Терри зажал ему рот ладонью. Рэй услышал голоса еще раньше и присел на корточки, съежившись, как загнанный зверек. Леон попытался было вырваться, протестующе пробубнил что-то, а затем замер. Теперь и он услышал их. Терри ощущал, как к его вспотевшей ладони липнет «Базука Джо».

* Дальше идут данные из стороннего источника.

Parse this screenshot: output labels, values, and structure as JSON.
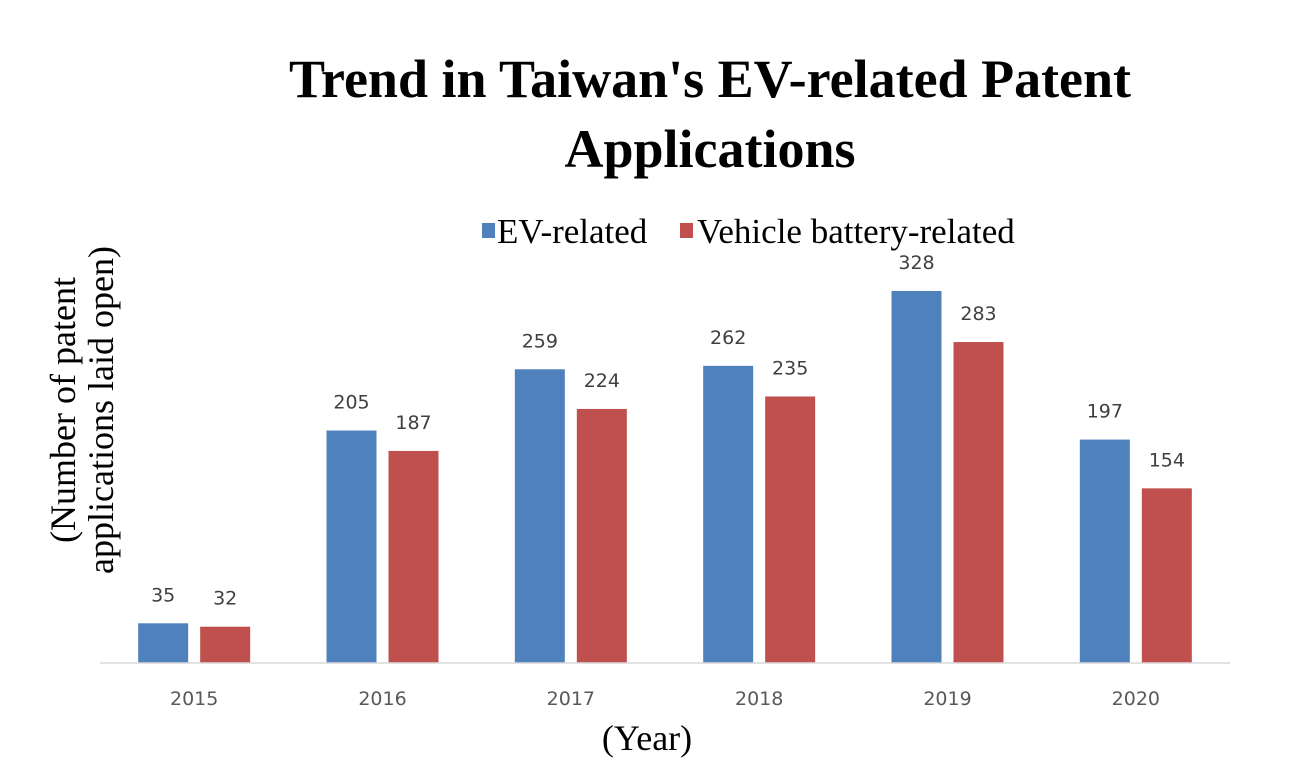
{
  "chart_data": {
    "type": "bar",
    "title_lines": [
      "Trend in Taiwan's EV-related Patent",
      "Applications"
    ],
    "xlabel": "(Year)",
    "ylabel_lines": [
      "(Number of patent",
      "applications laid open)"
    ],
    "categories": [
      "2015",
      "2016",
      "2017",
      "2018",
      "2019",
      "2020"
    ],
    "series": [
      {
        "name": "EV-related",
        "color": "#4F81BD",
        "values": [
          35,
          205,
          259,
          262,
          328,
          197
        ]
      },
      {
        "name": "Vehicle battery-related",
        "color": "#C0504D",
        "values": [
          32,
          187,
          224,
          235,
          283,
          154
        ]
      }
    ],
    "ylim": [
      0,
      328
    ],
    "legend": "top",
    "grid": false,
    "data_labels": true
  }
}
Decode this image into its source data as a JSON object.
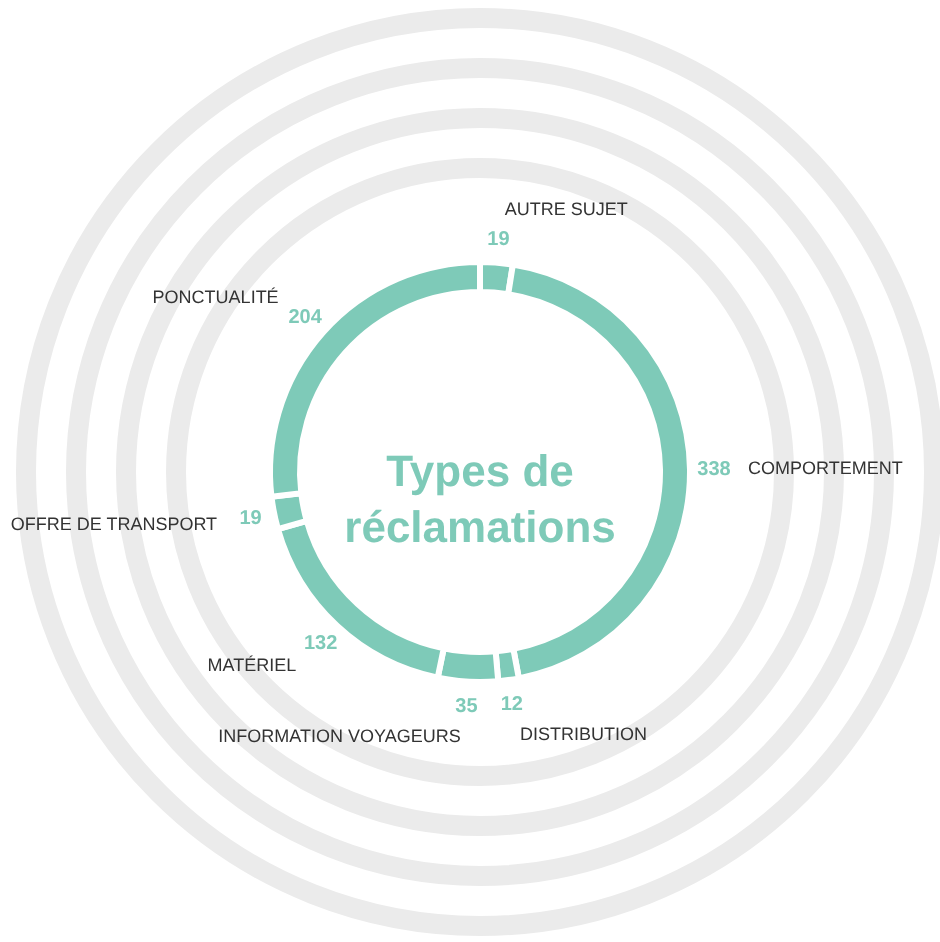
{
  "chart_data": {
    "type": "donut",
    "title": "Types de réclamations",
    "categories": [
      "AUTRE SUJET",
      "COMPORTEMENT",
      "DISTRIBUTION",
      "INFORMATION VOYAGEURS",
      "MATÉRIEL",
      "OFFRE DE TRANSPORT",
      "PONCTUALITÉ"
    ],
    "values": [
      19,
      338,
      12,
      35,
      132,
      19,
      204
    ],
    "colors": [
      "#7ecab8",
      "#7ecab8",
      "#7ecab8",
      "#7ecab8",
      "#7ecab8",
      "#7ecab8",
      "#7ecab8"
    ],
    "data_labels": true
  }
}
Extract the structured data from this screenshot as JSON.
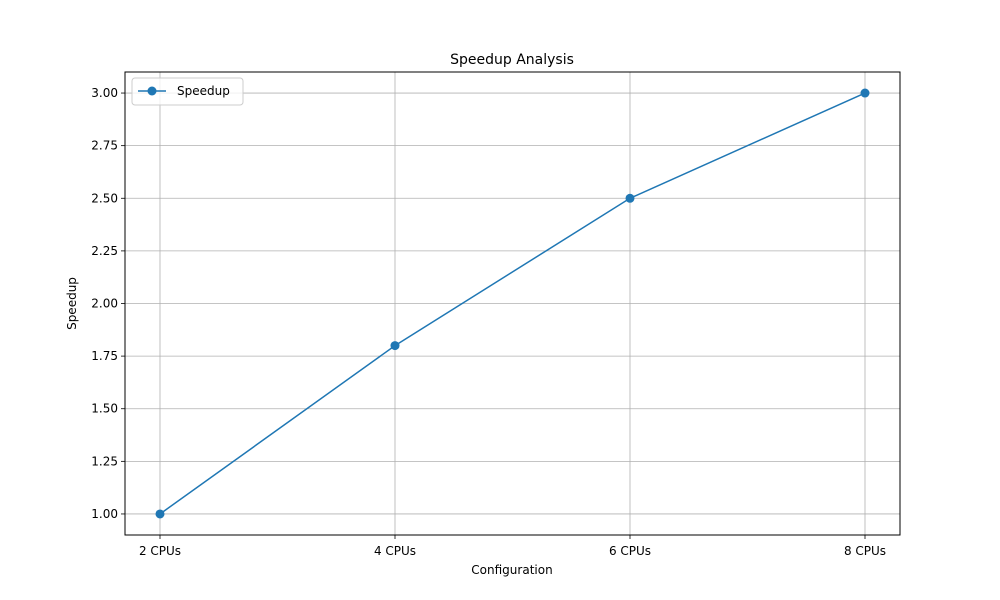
{
  "chart_data": {
    "type": "line",
    "title": "Speedup Analysis",
    "xlabel": "Configuration",
    "ylabel": "Speedup",
    "categories": [
      "2 CPUs",
      "4 CPUs",
      "6 CPUs",
      "8 CPUs"
    ],
    "series": [
      {
        "name": "Speedup",
        "values": [
          1.0,
          1.8,
          2.5,
          3.0
        ],
        "color": "#1f77b4",
        "marker": "circle"
      }
    ],
    "ylim": [
      0.9,
      3.1
    ],
    "yticks": [
      "1.00",
      "1.25",
      "1.50",
      "1.75",
      "2.00",
      "2.25",
      "2.50",
      "2.75",
      "3.00"
    ],
    "grid": true,
    "legend_position": "top-left"
  }
}
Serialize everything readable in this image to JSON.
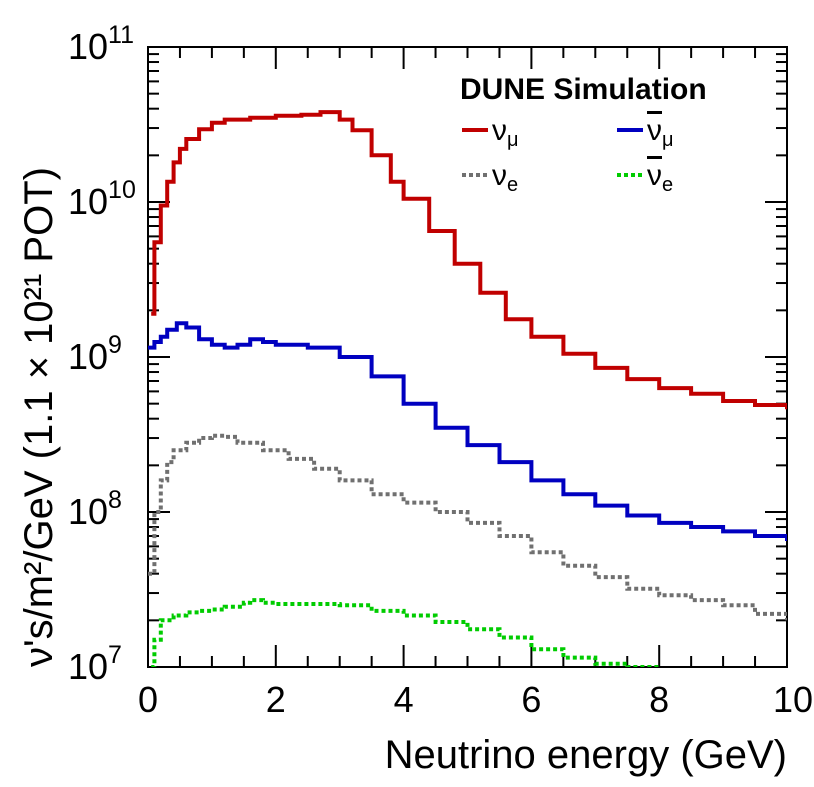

— Это свойственно человеческой натуре, — сказал кто-то внизу, и звуки голоса — задумчивого, пронзительного, почти писклявого — донеслись сквозь трещины в досках пола. — Все потому, что войны тридцатый год нет. Агрессия должна найти выход.

Друзья вжались в угол, вслушиваясь в каждый скрип дощатого настила. Тридцатый год. Это напомнило Терри о том, как говорили его дядья, его отец. Старая лондонская привычка — употреблять слова в единственном числе.

— Не знаю, Титч, — отозвался второй, более глубокий голос, и у Терри кровь застыла в жилах. Рэй и Леон уставились на него. Титч! Епрст! — Просто я терпеть не могу этих типов, вздуть бы их хорошенько…

— Войны были всегда, — продолжал Титч. Терри слышал, как они пробирались ощупью, отбрасывая в сторону куски разломанной мебели. Выслеживали добычу. — Англичане с французами. Немцы со всем остальным миром. Модники с рокерами. Скинхеды с пакистанцами. Викинги.

— Тони Кертис с Керком Дугласом, — вторил ему глубокий голос.

Рэй улыбнулся. Терри покачал головой. Раздался треск дерева.

— О чем ты, черт подери? — взревел Титч.

— «Викинги», — отозвался голос. — Хороший фильм. Тони Кертис и Керк Дуглас.

Снова грохот. В писклявом голосе отчетливо послышалась ярость.

— Керк Дуглас, мать его? Тони Кертис, растуды его туды?

Снова треск мебели.

— Ты что, придурок, думаешь, «Викинги» — это фильм?

— Я просто говорю. — В низком голосе проступали жалобные нотки. — Я просто говорю, Титч. Под ногами у Терри что-то зашуршало, и с содроганием он увидел крысу размером с кота.